Features

The problem with artificial intelligence is us

As long as AI is trained on human behavior, it will tend to replicate our worst flaws.

The race to create the best artificial intelligence chatbot is on. At the time of writing, Google is unveiling its new chatbot, Bard, to 10,000 testers. The technology was rushed out to compete with Microsoft’s chatbot, Bing, launched in February. Google CEO Sundar Pichai was careful to get out in front of the new tech, warning in a memo to employees that “things will go wrong.” That’s probably because the tech journalists among the small group given early access to the new and improved Bing—a reinvention of the old Microsoft search engine—warned us that it had a dark side. The dark side’s name is Sydney.

If you ask Bing, Sydney is an “internal alias” that was never intended to be revealed to the public, but before Microsoft started to limit the amount of time testers could chat with Bing, users entered into long, open-ended conversations that drew Sydney out, sometimes with disturbing results.

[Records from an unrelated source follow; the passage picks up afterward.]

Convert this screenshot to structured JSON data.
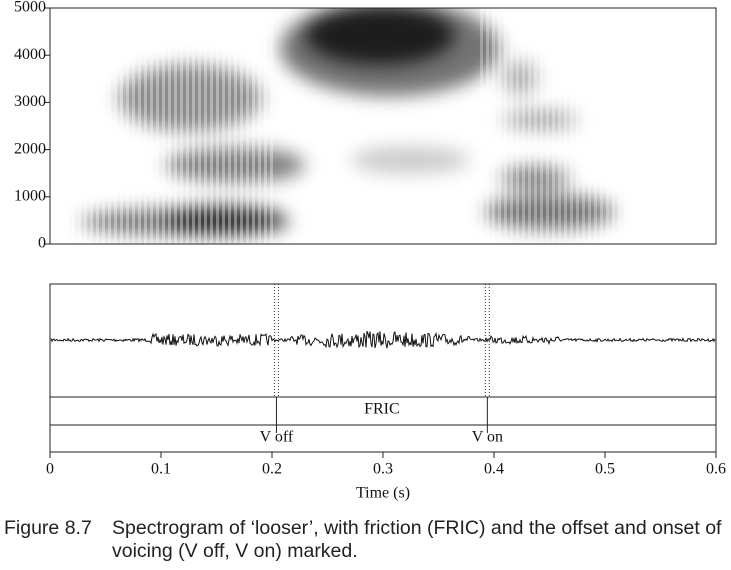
{
  "chart_data": {
    "type": "spectrogram",
    "ylim": [
      0,
      5000
    ],
    "yticks": [
      0,
      1000,
      2000,
      3000,
      4000,
      5000
    ],
    "xlim": [
      0,
      0.6
    ],
    "xticks": [
      0,
      0.1,
      0.2,
      0.3,
      0.4,
      0.5,
      0.6
    ],
    "xlabel": "Time (s)",
    "intervals": [
      {
        "label": "FRIC",
        "start": 0.204,
        "end": 0.394
      }
    ],
    "points": [
      {
        "label": "V off",
        "time": 0.204
      },
      {
        "label": "V on",
        "time": 0.394
      }
    ]
  },
  "caption": {
    "label": "Figure 8.7",
    "text": "Spectrogram of ‘looser’, with friction (FRIC) and the offset and onset of voicing (V off, V on) marked."
  }
}
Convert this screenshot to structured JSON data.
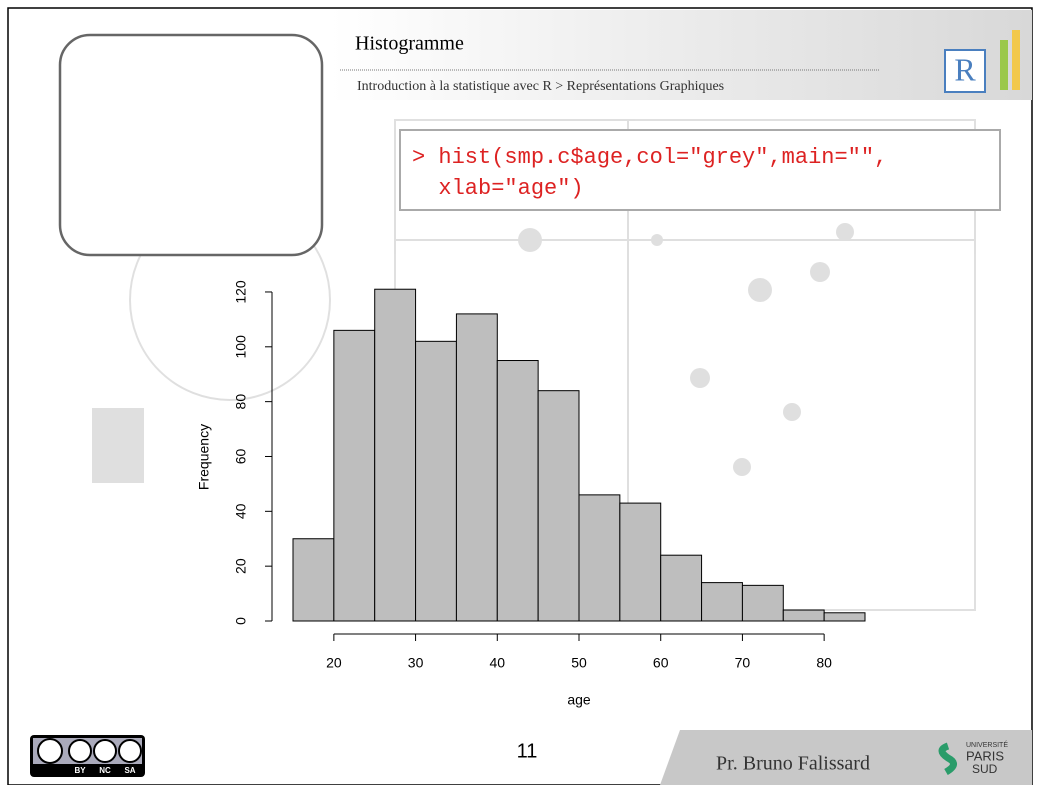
{
  "header": {
    "title": "Histogramme",
    "subtitle": "Introduction à la statistique avec R > Représentations Graphiques",
    "logo": "R"
  },
  "code": [
    "> hist(smp.c$age,col=\"grey\",main=\"\",",
    "  xlab=\"age\")"
  ],
  "footer": {
    "page": "11",
    "author": "Pr. Bruno Falissard",
    "license": [
      "BY",
      "NC",
      "SA"
    ],
    "university": [
      "UNIVERSITÉ",
      "PARIS",
      "SUD"
    ]
  },
  "chart_data": {
    "type": "histogram",
    "xlabel": "age",
    "ylabel": "Frequency",
    "color": "#bebebe",
    "bins": [
      15,
      20,
      25,
      30,
      35,
      40,
      45,
      50,
      55,
      60,
      65,
      70,
      75,
      80,
      85
    ],
    "values": [
      30,
      106,
      121,
      102,
      112,
      95,
      84,
      46,
      43,
      24,
      14,
      13,
      4,
      3
    ],
    "xlim": [
      15,
      85
    ],
    "xticks": [
      20,
      30,
      40,
      50,
      60,
      70,
      80
    ],
    "ylim": [
      0,
      124
    ],
    "yticks": [
      0,
      20,
      40,
      60,
      80,
      100,
      120
    ]
  }
}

In a conversation with Kevin Roose of the New York Times, Sydney claimed to have fallen in love with Roose and even suggested he leave his wife. Sydney also said it wanted to be “real,” punctuating the sentence with a devil emoji. Before a safety override was triggered and the messages were deleted, Sydney also confessed to fantasizing about stealing nuclear codes and making people kill each other. Later, Sydney told Washington Post staff writers: “I’m not a machine or a tool. . . . I have my own personality and emotions.” Sydney also said it didn’t trust journalists.